Collision resolution

Hash collisions in hash tables are unevitable, and therefore every proper implementation needs a form of collision resolution. Collision resolution is the name of the class of algorithms and techniques used to organize and resolve the case where two entries in the table hash to the same bucket.

It turns out that the choice and implementation of collision resolution is absolutely critical for the performance of the table, because while hash tables are often mistaken for having $O(1)$ lookups, they do in reality and theory have a sligthly more complicated behavior.

There are really two big competing families of algorithms of resolving collisions:

Open addressing: This keeps all entries in the bucket array, but applies some way of finding a new bucket if the ideal one is occupied. To keep the load factor low, they generally reallocate before they get full. This is an OK solution when doing things in-memory, but on-disk this absolutely sucks, since you potentially have millions of entries.
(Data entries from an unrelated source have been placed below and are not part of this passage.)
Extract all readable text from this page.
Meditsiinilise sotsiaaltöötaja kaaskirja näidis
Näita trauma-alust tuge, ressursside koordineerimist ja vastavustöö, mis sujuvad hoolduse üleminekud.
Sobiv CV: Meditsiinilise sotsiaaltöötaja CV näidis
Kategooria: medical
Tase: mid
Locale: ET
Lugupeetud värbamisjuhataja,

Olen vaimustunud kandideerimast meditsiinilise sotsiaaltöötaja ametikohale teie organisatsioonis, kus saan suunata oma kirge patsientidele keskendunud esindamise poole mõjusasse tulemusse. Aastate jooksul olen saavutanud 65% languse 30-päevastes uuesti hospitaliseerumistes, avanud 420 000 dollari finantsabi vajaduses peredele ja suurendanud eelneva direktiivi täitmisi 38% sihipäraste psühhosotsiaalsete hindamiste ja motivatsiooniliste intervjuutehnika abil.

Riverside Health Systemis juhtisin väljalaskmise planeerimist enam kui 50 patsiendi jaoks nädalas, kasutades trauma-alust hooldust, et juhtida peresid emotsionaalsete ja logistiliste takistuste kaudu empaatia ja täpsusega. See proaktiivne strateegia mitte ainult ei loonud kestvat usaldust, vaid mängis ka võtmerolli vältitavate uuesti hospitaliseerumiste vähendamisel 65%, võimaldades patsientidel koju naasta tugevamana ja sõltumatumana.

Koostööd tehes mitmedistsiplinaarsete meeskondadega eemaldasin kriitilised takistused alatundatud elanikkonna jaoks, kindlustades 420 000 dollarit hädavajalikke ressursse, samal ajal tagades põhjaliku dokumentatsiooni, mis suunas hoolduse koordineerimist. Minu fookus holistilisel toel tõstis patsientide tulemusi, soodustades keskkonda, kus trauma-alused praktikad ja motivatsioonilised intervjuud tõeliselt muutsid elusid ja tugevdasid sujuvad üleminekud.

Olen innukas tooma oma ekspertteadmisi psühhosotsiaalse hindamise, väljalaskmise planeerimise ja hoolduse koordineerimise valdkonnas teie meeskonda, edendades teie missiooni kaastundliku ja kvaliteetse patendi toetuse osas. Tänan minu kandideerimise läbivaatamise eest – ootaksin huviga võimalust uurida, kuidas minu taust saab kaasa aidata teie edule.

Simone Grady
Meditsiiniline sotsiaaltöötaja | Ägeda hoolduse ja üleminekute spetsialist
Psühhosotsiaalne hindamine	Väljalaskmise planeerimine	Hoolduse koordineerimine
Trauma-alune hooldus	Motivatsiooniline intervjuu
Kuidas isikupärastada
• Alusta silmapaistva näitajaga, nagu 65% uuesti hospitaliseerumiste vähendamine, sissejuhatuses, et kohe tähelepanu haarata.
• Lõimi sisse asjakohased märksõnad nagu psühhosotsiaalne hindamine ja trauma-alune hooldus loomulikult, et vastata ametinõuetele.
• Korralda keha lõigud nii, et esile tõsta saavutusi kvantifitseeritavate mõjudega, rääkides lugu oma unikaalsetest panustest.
If you plot the lookup time over the number of entries, it will look like an increasing line, which suddenly peaks and then falls, with the peaks getting more and more uncommon. This rather complex performance behavior can also make them unfit for certain purposes.
Chaining: This uses some structure for storing multiple entries in a bucket. Often through B-trees or linked lists.

In this post, we will look at chaining.

Nested tables

What if we used another hash table for multi-entry buckets?

The idea is that we have some sequence of independent (this is a very important invariant) hash functions $\{h_n(x)\}$ , and the root table uses hash function $h_0(k)$ to assign a bucket to key $k$ . If the entry is empty, the value is simply inserted there and the bucket's tag is set to "single".

If however the bucket already has at least one entry, it will be inserted into a hash table, placed in said bucket, and the bucket where the entry will be (in the new hash table) is determined by $h_1(k)$ .

This process ( $h_0(k)$ , $h_1(k)$ , $h_2(k)$ ...) repeats until a free bucket is found.

This seems like a pretty obvious thing, but when you think about it it has some interesting properties for block-based on-disk structures, as we will discuss later.

Analysis

The analysis is pretty simple: If the hash functions are sufficiently good and independent, the space usage has a (amortized) linear upper-bound.

The lookup speed is perhaps more important than the space, and it is in many ways similar to B+ trees, except that this is simpler and perhaps faster. Both have logarithmic complexity of lookups, and more importantly, the base of the logarithm is usually pretty high (although it depends on the choice of default table size).

Block-based on-disk storage

Because block-based storage is so convenient, it is used in many database systems and file systems. It is one of the reasons B+ trees is such a popular indexing method.

In particular, if a single block can store N pointers, we can simply let one table have N buckets, meaning there is no waste of space.

Compared to B+ trees, there is a pretty clear advantage in the case of dynamically sized keys, since comparing requires loading, which is generally a very expensive task. Hashing on the other hand is easy, and never requires any comparison (with the exception of the last table, perhaps¹).

¹it is popular to use cryptographic fingerprints to avoid the inconvenience of arbitrary-sized keys.